The marketing of the Claritin brand is important in the history of direct-to-consumer advertising of drugs.

The first television commercial for a drug was aired in the US in 1983 by Boots, and sparked controversy. The FDA responded with strong regulation requiring disclosure of side effects and other information. These rules made pharmaceutical manufacturers balk at spending money on ads that had to highlight negative aspects.

In the mid-1990s, the marketing team for Claritin at Schering-Plough found a way around these rules. They created brand awareness commercials that never actually said what the drug was for, but instead showed sunny images, and the voiceover said things like "At last, a clear day is here" and "It's time for Claritin" and repeatedly told viewers to "ask your doctor" about Claritin. The first ads succeeded in making people aware of the brand and increased prescriptions, which led Schering-Plough and others to aggressively pursue the advertising strategy.

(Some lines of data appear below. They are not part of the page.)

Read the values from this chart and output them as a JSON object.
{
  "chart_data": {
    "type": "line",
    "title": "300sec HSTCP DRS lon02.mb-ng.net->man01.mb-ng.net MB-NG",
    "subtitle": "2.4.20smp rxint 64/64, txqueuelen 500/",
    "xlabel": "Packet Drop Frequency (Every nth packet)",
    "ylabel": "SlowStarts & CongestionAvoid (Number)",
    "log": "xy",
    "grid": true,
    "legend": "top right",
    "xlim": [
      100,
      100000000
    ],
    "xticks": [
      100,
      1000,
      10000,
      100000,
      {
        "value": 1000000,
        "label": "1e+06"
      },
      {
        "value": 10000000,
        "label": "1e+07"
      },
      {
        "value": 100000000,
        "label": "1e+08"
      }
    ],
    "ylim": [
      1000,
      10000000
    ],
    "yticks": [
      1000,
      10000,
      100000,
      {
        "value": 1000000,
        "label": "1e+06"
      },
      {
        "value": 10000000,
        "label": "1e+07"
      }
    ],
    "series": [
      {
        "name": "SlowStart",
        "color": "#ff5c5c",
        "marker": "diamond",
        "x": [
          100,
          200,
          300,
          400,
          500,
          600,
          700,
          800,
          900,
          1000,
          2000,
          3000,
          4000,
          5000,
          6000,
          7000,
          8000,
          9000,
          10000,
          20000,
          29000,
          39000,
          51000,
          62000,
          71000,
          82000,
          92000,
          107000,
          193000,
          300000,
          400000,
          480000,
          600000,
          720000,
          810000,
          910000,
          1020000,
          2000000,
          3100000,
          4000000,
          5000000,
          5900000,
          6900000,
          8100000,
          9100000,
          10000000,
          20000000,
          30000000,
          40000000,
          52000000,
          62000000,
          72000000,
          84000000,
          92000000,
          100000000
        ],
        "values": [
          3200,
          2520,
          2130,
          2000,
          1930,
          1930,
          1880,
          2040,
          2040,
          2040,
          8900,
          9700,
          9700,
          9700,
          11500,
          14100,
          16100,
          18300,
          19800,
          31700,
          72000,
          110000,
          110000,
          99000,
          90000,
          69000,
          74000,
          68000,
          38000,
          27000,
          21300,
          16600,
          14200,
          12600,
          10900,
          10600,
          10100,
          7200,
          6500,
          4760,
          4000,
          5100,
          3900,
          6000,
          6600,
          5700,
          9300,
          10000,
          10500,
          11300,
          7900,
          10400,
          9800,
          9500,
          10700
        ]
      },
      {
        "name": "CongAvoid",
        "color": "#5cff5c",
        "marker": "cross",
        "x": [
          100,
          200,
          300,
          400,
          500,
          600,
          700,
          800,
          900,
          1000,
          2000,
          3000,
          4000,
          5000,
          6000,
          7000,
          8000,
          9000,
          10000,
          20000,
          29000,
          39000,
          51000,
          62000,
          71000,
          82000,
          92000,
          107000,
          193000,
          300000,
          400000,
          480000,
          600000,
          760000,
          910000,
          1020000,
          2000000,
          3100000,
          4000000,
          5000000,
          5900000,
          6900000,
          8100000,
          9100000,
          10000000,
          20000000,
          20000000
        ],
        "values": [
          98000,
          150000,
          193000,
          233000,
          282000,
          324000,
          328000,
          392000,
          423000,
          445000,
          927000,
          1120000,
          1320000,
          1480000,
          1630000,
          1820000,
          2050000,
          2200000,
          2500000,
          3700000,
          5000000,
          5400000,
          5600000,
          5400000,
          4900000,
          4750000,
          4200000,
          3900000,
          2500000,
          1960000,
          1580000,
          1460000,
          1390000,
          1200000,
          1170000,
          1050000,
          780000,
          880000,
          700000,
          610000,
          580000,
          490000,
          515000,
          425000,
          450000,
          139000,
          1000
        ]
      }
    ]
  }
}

This trend, along with advice from its attorneys that it could not win a first amendment case on the issue, led the FDA to issue new rules for TV commercials in 1997. Instead of including the "brief summary" that took up a full page in magazine ads and would take too long to explain in a TV commercial, drug makers were allowed to refer viewers to print ads, 1-800 numbers or websites, and urge people to talk to their doctor if they wanted additional information.

Schering-Plough invested $322 million in Claritin direct-to-consumer advertising in 1998 and 1999, far more than any other brand. Overall, spending on direct-to-consumer advertising by the pharmaceutical industry rose from $360 million in 1995 to $1.3 billion in 1998, and by 2006, was $5 billion.